Con poco más de 30 años, el senador tuvo otra oportunidad. En septiembre de ese mismo año la feroz interna del peronismo en el poder puso blanco sobre negro al desalojar del poder a Héctor Cámpora para entronizar a Juan Domingo Perón, ya en el país y despojado de las proscripciones que le impusiera el exdictador Alejandro Lanusse. La conmoción política de ese hecho en un marco de polarización ideológica, tanto interna como externa, definió al hecho como “un golpe de la derecha para asegurar el continuismo”, frase soltada por un Raúl Alfonsín, también novato y ascendente, pero que la historia le tenía reservada otra porción.

El vacío de poder que dajaron Cámpora y Lima lo debía llenar Perón, por supuesto, quien fue al comicio con su esposa Isabelita como vicepresidente.

La Unión Cívica Radical esperanzada en que el raciocinio retornara, se presentó otra vez con Ricardo Balbín pero acompañado por el triunfante Fernando de la Rúa.

Las votos casi ni fue necesario contarlos, Perón superó el 60% y no hubo lugar para segunda vuelta. Pero el nombre de De la Rúa quedó en el universo radical como una luz de esperanza. Le endilgaron a ese joven la pesada tarea de ser la promesa del futuro, hubo quien lo comparó con Robert Kennedy en un olvidado discurso durante un miting.

Pero Fernando no pudo enamorar a las multitudes, tal vez opacado por ese gigante de la retórica como fue el Chino Balbín y lejos de la calidez verbal de Raúl Alfonsín, pocos recuerdan auditivamente sus palabras.

Sin embargo, esa medianía y moderación tan poco querida y respetada por los argentinos le sirvió para contrastar con otro paladín de la imagen y la verborragia, el inefable Carlos Menem. La supuesta monotonía y aburrimiento de De la Rúa eran la contracara de la fiesta menemista. Tal vez eso hizo ganar a la Alianza y no el mensaje de la Carta a los Argentinos, en el que Alfonsín, Terragno y Fernández Meijide, entre otros, cifraron nuevas esperanzas.

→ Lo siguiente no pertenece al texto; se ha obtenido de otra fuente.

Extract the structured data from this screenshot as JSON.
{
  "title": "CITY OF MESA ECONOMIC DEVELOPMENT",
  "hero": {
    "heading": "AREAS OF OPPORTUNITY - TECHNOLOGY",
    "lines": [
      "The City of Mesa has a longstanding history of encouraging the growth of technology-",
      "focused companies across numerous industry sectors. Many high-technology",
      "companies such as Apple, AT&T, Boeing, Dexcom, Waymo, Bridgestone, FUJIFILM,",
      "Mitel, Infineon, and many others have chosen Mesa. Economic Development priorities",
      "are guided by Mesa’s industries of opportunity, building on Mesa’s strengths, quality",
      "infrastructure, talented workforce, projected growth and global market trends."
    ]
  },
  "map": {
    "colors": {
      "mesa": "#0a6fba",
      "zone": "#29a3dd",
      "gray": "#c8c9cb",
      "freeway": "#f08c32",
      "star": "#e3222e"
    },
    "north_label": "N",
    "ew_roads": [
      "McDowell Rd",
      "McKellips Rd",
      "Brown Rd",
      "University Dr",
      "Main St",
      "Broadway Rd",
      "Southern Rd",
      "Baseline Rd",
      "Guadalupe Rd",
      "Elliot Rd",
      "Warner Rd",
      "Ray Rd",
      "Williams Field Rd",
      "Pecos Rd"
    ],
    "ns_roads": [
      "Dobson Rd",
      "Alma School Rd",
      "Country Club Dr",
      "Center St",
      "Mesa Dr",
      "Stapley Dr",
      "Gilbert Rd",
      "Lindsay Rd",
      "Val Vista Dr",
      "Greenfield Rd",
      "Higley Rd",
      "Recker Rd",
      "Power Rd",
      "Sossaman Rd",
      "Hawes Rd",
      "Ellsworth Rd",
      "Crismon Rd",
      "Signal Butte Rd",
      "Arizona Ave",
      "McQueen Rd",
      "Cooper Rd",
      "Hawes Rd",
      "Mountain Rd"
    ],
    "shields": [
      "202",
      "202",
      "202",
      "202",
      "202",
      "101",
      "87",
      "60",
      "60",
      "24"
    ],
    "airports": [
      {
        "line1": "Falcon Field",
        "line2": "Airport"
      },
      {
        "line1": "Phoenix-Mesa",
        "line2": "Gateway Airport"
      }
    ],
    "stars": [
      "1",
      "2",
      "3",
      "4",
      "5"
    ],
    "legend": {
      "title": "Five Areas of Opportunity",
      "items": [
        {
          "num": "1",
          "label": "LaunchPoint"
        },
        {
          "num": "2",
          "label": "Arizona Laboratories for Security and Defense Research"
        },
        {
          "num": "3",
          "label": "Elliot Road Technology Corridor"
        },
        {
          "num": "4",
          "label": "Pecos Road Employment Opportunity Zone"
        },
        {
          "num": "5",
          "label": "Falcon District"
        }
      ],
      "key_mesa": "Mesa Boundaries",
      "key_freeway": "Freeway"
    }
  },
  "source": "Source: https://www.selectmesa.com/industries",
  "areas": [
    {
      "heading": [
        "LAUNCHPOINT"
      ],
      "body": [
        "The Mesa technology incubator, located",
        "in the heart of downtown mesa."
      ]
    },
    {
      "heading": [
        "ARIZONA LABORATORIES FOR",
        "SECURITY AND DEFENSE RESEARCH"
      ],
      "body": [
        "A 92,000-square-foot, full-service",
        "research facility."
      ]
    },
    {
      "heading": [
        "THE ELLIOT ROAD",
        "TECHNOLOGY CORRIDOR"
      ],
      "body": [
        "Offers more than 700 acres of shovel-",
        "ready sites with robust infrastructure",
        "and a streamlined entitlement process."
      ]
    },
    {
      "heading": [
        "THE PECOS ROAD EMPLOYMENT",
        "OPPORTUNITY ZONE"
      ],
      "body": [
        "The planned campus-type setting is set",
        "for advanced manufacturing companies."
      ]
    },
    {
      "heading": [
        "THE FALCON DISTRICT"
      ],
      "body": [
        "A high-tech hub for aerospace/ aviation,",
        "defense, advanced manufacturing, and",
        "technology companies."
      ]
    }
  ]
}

Pero no, otra vez la frustración. El buen senador y exjefe de Gobierno de la flamante Ciudad Autónoma no se atrevió a dejar el gris, sus honestidad y sus principios no sirvieron. Cuando se vio desbordado acudió a lo peor, a la represión. Dicen que sus conmilitones lo dejaron solo, hasta sacaron su foto de los comités, pero eso ya pasó.